Course Objectives: Course objectives include (1) training teachers to use the Spike Prime kit evidenced by photos or videos of work simulating the student experience. A secondary course objective is (2) to provide teachers with actionable lesson plans that they can use immediately in their classrooms. Finally, a tertiary objective is (3) to support teachers’ learning of Block programming so they are comfortable using Lego robotics in their classrooms.
Required Readings/Texts: Required Readings will be provided.
Is it Engineering or Not?
Whitworth, Brooke & Wheeler, Lindsay. (2017).
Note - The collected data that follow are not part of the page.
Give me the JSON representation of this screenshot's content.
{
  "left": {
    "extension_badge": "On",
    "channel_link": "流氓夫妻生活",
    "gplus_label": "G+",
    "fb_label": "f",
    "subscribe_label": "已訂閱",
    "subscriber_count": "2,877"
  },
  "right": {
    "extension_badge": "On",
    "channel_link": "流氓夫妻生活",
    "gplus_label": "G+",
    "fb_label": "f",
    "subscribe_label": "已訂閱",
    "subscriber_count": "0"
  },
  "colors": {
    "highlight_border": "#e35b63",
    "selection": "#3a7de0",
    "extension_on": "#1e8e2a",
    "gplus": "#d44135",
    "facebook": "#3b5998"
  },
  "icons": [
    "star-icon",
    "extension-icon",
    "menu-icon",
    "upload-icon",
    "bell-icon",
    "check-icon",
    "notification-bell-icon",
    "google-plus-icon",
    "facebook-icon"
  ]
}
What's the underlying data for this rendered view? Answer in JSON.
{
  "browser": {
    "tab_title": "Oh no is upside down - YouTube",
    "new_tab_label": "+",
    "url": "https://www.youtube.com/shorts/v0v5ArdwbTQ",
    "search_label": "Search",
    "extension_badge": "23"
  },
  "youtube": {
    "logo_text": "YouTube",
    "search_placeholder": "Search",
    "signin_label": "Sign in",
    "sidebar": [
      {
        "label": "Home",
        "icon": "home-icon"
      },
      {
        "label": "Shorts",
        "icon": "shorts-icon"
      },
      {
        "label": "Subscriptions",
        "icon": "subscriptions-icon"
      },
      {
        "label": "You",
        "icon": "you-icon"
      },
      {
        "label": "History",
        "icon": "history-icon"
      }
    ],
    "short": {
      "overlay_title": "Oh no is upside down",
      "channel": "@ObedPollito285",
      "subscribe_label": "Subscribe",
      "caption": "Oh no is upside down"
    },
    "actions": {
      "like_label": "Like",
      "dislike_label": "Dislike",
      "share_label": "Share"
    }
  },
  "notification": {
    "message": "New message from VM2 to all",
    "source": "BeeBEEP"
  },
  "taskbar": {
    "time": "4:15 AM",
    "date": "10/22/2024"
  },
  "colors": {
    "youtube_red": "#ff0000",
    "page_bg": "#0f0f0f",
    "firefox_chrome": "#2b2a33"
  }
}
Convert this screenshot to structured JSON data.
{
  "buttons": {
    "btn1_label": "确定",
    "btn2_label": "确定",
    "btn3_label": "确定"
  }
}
Is It Engineering or Not?. The Science Teacher. 084. 25. 10.2505/4/tst17_084_05_25.
Tensions in the Productivity in Design Task Tinkering – Fundamental
Quan, Gina & Gupta, Ayush. (2015). Tensions in the Productivity of Design Task Tinkering - Fundamental. ASEE Annual Conference and Exposition, Conference Proceedings. 122.
Framework for P-12 Engineering Learning
Committee on a Framework for P-12. (2020). Framework for P-12 Engineering Learning. Washington, DC: American Society for Engineering Education.
Teaching K-6 Elementary Engineering with Robotics
Heffernan, J., & Sullivan, F. (2021). Teaching K-6 Elementary Engineering with Robotics. International Journal of Engineering Education, 37(6), 1655-1673
Lee Arrington holds a B.S. in Biology and a minor in Chemistry with a Master of Education from MCLA. He is a middle school science teacher that chairs the Science Department and Technology Committee with a passion for STEAM education. Lee leads his school’s robotics after school program in coordination with the Nita M. Lowey 21st Century grant, and has helped his school become one of only 24 schools in the world to be named a Lego Build the Change Showcase school in the 2024-2025 school year. For over 4 years he has specialized in using Lego Robotics (the Spike Prime kit) with students to expand access to the Bennington community he serves. Lee has extended his work to include professional development locally within his public school district while teaching graduate classes online to educators throughout Vermont. Building off the engineering education certificate program at Tufts University, Lee seeks to bring engineering to all students in every content setting. He actively supports equitable access to 21st century technology by providing teachers with the support they need to feel confident teaching robotics and engineering in their classrooms.